Does our chief tax extorting agency view conservatives less favorably than pedophile clergy and those who protect them? With a nearly $20 million settlement awarded to victims of abuse in Chicago that raised questions of what church officials did to stop a pedophile priest, we should ask whether our legacy of hands-off religious tolerance has reached the same level of absurdity as what happened at the Internal Revenue Service.
The scandal over how our government punished conservatives with the tax code begs the question of why we aren’t punishing churches that retain pedophile clergy by revoking their tax exempt status. Money crosses all political, religious, and ethical boundaries. If we want to ensure that religious institutions and their officials purge the ranks of offenders who are known or suspected of abusing the flock, their finances are the place to target.

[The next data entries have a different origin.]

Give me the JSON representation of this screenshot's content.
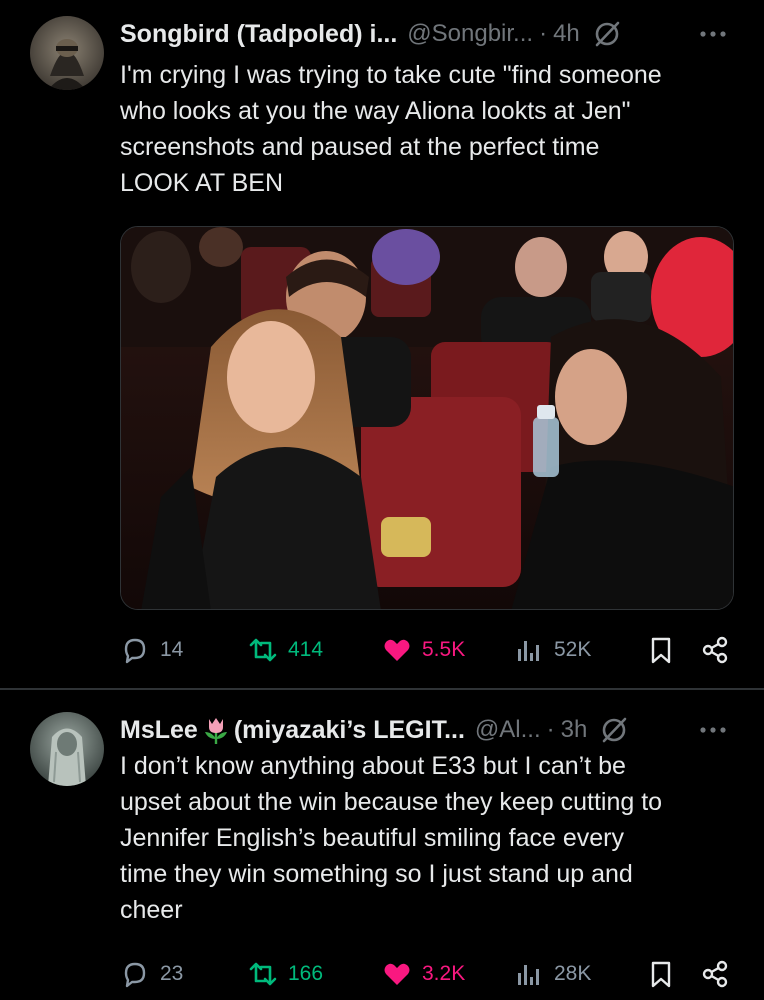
{
  "tweets": [
    {
      "name": "Songbird (Tadpoled) i...",
      "handle": "@Songbir...",
      "separator": "·",
      "time": "4h",
      "text": "I'm crying I was trying to take cute \"find someone\nwho looks at you the way Aliona lookts at Jen\"\nscreenshots and paused at the perfect time\nLOOK AT BEN",
      "has_media": true,
      "stats": {
        "replies": "14",
        "retweets": "414",
        "likes": "5.5K",
        "views": "52K"
      }
    },
    {
      "name_prefix": "MsLee",
      "name_emoji": "tulip-emoji",
      "name_suffix": "(miyazaki’s LEGIT...",
      "handle": "@Al...",
      "separator": "·",
      "time": "3h",
      "text": "I don’t know anything about E33 but I can’t be\nupset about the win because they keep cutting to\nJennifer English’s beautiful smiling face every\ntime they win something so I just stand up and\ncheer",
      "stats": {
        "replies": "23",
        "retweets": "166",
        "likes": "3.2K",
        "views": "28K"
      }
    }
  ],
  "colors": {
    "background": "#000000",
    "text": "#e7e9ea",
    "muted": "#71767b",
    "retweet": "#00ba7c",
    "like": "#f91880",
    "divider": "#2f3336"
  },
  "icons": [
    "reply-icon",
    "retweet-icon",
    "heart-icon",
    "views-icon",
    "bookmark-icon",
    "share-icon",
    "grok-icon",
    "more-icon"
  ]
}
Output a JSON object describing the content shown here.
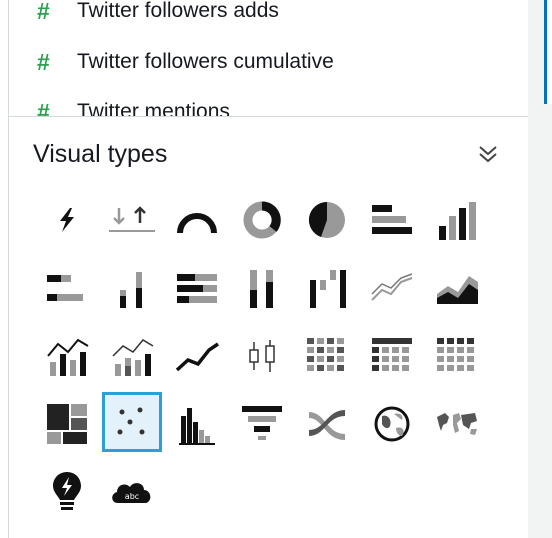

Abusing the prerogative to tax is big government at its most evil. The Obama administration has used the tax code as a weapon from the very first day. The White House is now proposing a new fair share tax and financial crisis responsibility fee in the 2014 budget, labels that answer the question of who the guilty are and who deserve to be punished. While the administration accuses Republicans of backing tax loopholes for the rich that force middle class Americans to make up the difference, the government doles out tax exemptions to churches that should lose them with interest when they are found to be harboring pedophile clergy.
Institutionalized child sex abuse should be dealt with harshly. We should also punish a conspiracy by a government agency to wield the tax code to crack down on conservative political views. Religion is protected in the U.S., but our legacy of freedom of thought and speech is no less sacrosanct. Does our government really want to send the message that it is less tolerant of conservatives than pedophiles?